From orcas wearing salmon hats to April’s total solar eclipse, it’s been a big year for science news. LiveScience rounded up the five stories readers loved most in 2024, starting with a cosmic enigma that could upend everything we thought we knew about the universe.

We were wrong about the universe

Earlier this year, the James Webb and Hubble space telescopes teamed up to confirm one of the most troubling puzzles in physics—that the universe is expanding at different rates depending on where we look.

The phenomenon was first observed by Hubble in 2019 and again by James Webb in 2023, but scientists hoped there might have been an error in the measurements. However, on February 6, a triple check confirmed these discrepancies, calling into question what we thought we knew about the universe.

With measurement errors negated, what remains is the real and exciting possibility that we have misunderstood the universesaid lead study author Adam Riess, professor of physics and astronomy at Johns Hopkins University.

Spiders on Mars

More excitement about finding aliens was sparked in late April, when the European Space Agency (ESA) photographed hordes of spider-like shaft marks scattered across the south polar region of Mars, around a mysterious formation known as the City of the Incas.

The black swarms seemed to have tiny ray-like legs, reminiscent of a handful of baby spiders. However, the ESA revealed that the “alien arachnids” were actually a seasonal geological feature born of ice sheets melting with carbon dioxide.

Indeed, a few months later, researchers were actually able to recreate these strange spider-like structures on our own planet.

A giant 200-million-year-old ‘sea monster’ has been found on the beach

Also in April, scientists discovered the remains of what they believe to be the largest marine reptile ever discovered on a beach in Somerset in the United Kingdom.

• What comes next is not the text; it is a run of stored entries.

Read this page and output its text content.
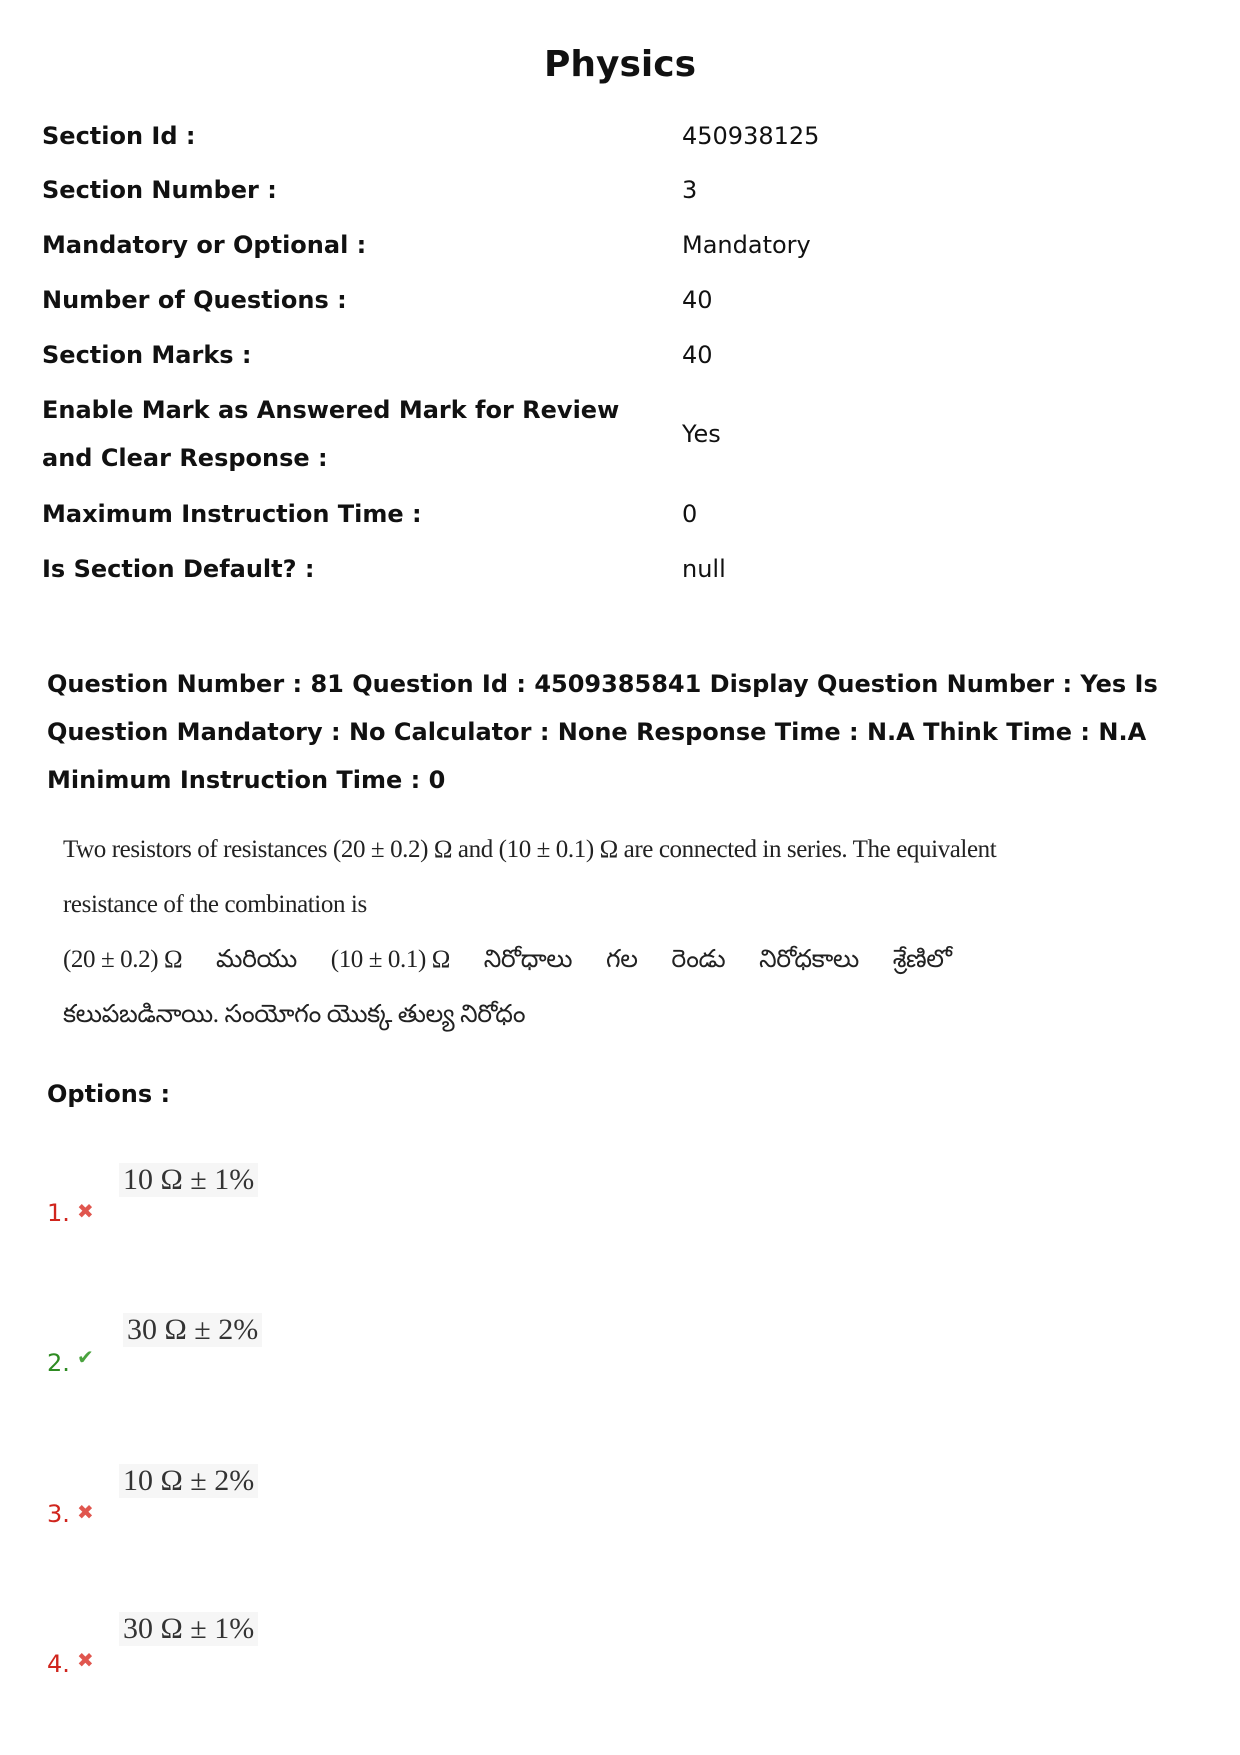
Physics
Section Id :	450938125
Section Number :	3
Mandatory or Optional :	Mandatory
Number of Questions :	40
Section Marks :	40
Enable Mark as Answered Mark for Review and Clear Response :
Yes
Maximum Instruction Time :	0
Is Section Default? :	null
Question Number : 81 Question Id : 4509385841 Display Question Number : Yes Is Question Mandatory : No Calculator : None Response Time : N.A Think Time : N.A Minimum Instruction Time : 0
Two resistors of resistances (20 ± 0.2) Ω and (10 ± 0.1) Ω are connected in series. The equivalent
resistance of the combination is
(20 ± 0.2) Ω మరియు (10 ± 0.1) Ω నిరోధాలు గల రెండు నిరోధకాలు శ్రేణిలో
కలుపబడినాయి. సంయోగం యొక్క తుల్య నిరోధం
Options :
1. ✖
10 Ω ± 1%
2. ✔
30 Ω ± 2%
3. ✖
10 Ω ± 2%
4. ✖
30 Ω ± 1%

  Ichthyotitan severnensis

Ichthyotitan severnensis and Shonisaurus sikanniensis, Illustration by skai.gr

Gathering the remaining bone fragments from the 200-million-year-old Triassic predator, the team estimated that the living animal would have been about 82 feet (25 meters) long. This breaks the previous record for the largest marine reptile – Shonisaurus sikanniensis, which would have been about 21 meters tall.

The researchers named the newly discovered fossil Icthyotitan severnensis, meaning giant Severn lizardfish, after the Severn Estuary where it was found.

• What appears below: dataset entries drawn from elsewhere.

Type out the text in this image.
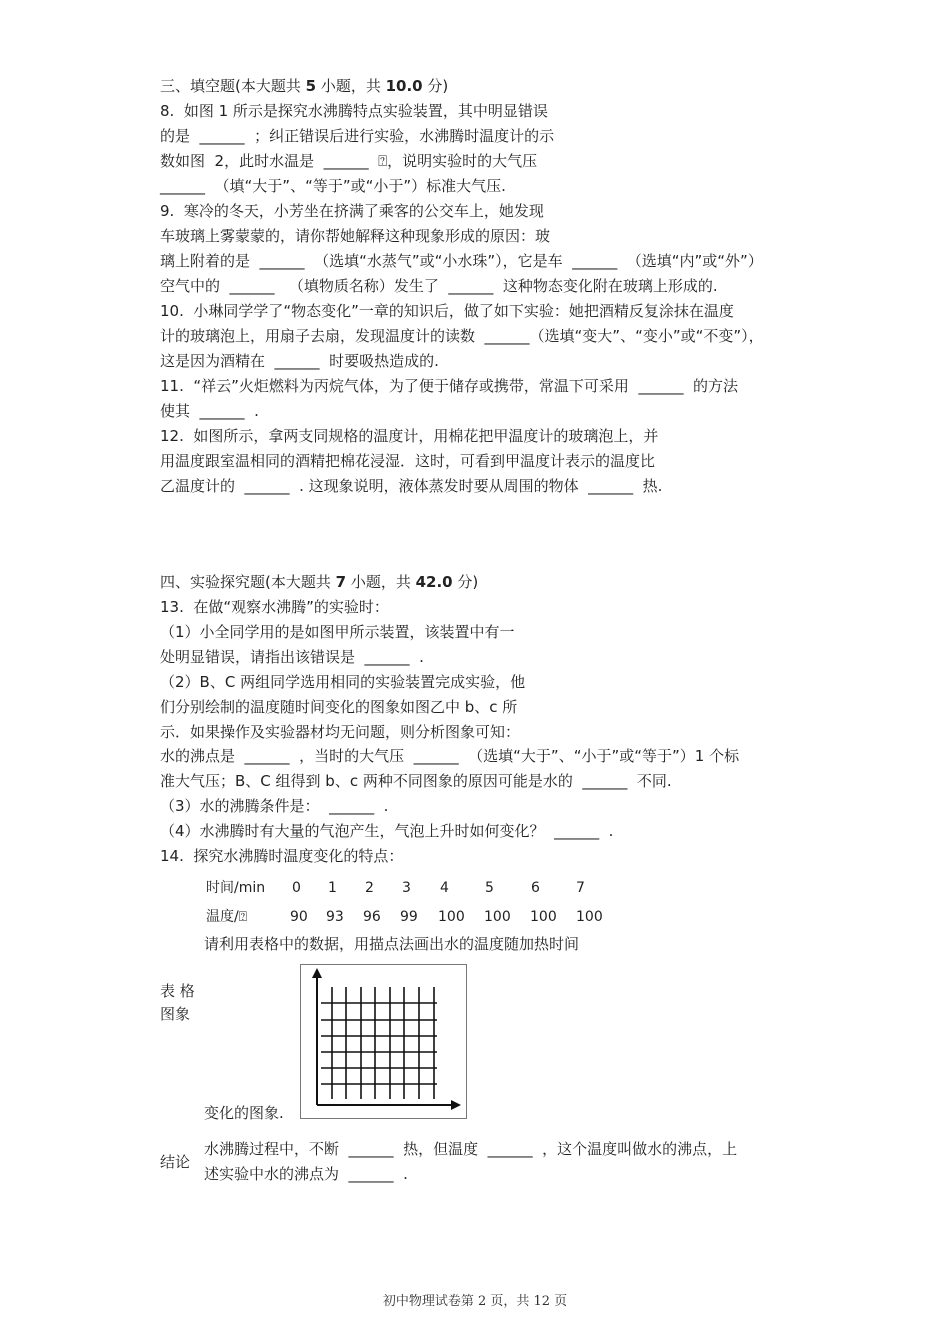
三、填空题(本大题共 5 小题，共 10.0 分)
8.  如图 1 所示是探究水沸腾特点实验装置，其中明显错误
的是  ______  ；纠正错误后进行实验，水沸腾时温度计的示
数如图  2，此时水温是  ______  ⍰，说明实验时的大气压
______  （填“大于”、“等于”或“小于”）标准大气压.
9.  寒冷的冬天，小芳坐在挤满了乘客的公交车上，她发现
车玻璃上雾蒙蒙的，请你帮她解释这种现象形成的原因：玻
璃上附着的是  ______  （选填“水蒸气”或“小水珠”），它是车  ______  （选填“内”或“外”）
空气中的  ______   （填物质名称）发生了  ______  这种物态变化附在玻璃上形成的.
10.  小琳同学学了“物态变化”一章的知识后，做了如下实验：她把酒精反复涂抹在温度
计的玻璃泡上，用扇子去扇，发现温度计的读数  ______（选填“变大”、“变小”或“不变”），
这是因为酒精在  ______  时要吸热造成的.
11.  “祥云”火炬燃料为丙烷气体，为了便于储存或携带，常温下可采用  ______  的方法
使其  ______  .
12.  如图所示，拿两支同规格的温度计，用棉花把甲温度计的玻璃泡上，并
用温度跟室温相同的酒精把棉花浸湿．这时，可看到甲温度计表示的温度比
乙温度计的  ______  . 这现象说明，液体蒸发时要从周围的物体  ______  热.
四、实验探究题(本大题共 7 小题，共 42.0 分)
13.  在做“观察水沸腾”的实验时：
（1）小全同学用的是如图甲所示装置，该装置中有一
处明显错误，请指出该错误是  ______  .
（2）B、C 两组同学选用相同的实验装置完成实验，他
们分别绘制的温度随时间变化的图象如图乙中 b、c 所
示．如果操作及实验器材均无问题，则分析图象可知：
水的沸点是  ______  ，当时的大气压  ______  （选填“大于”、“小于”或“等于”）1 个标
准大气压；B、C 组得到 b、c 两种不同图象的原因可能是水的  ______  不同.
（3）水的沸腾条件是：  ______  .
（4）水沸腾时有大量的气泡产生，气泡上升时如何变化？  ______  .
14.  探究水沸腾时温度变化的特点：
时间/min 0 1 2 3 4	5	6	7
温度/⍰	90 93 96 99 100 100 100 100
请利用表格中的数据，用描点法画出水的温度随加热时间
表 格
图象
变化的图象.
结论
水沸腾过程中，不断  ______  热，但温度  ______  ，这个温度叫做水的沸点，上
述实验中水的沸点为  ______  .
初中物理试卷第 2 页，共 12 页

Earth’s inner core is slowing down

Since 2014, scientists have noticed a mysterious trend deep within our planet – Earth’s solid inner core is rotating unusually slowly.

The moon-sized chunk of solid iron and nickel at the center of our planet is surrounded by a swirling outer layer of liquid iron, and it’s this outer core—combined with gravitational forces from the overlying mantle—that appears to slow the rotation of the inner core.

But what does this mean for us? So far, we can only speculate, but researchers say it could potentially lengthen days on Earth — if only by a few milliseconds.

Sacrifice of a 700-year-old child

In early November, archaeologists discovered a 700-year-old burial mound in Peru that contained the remains of 76 sacrificed children and two adults. Each child had its chest split open, probably so that those who sacrificed them could gain access to its heart.

Child sacrifice

The bodies were accompanied by silver, gold, ornaments and the shells of a tropical sea mollusk called Spondylus – items researchers say were “more valuable than gold” to the local community at the time.

The sacrificial victims may have come from a conquered northern region and been brought to the burial site to work the land. Investigators say the children may have been sacrificed in an attempt to “activate” the agricultural fields.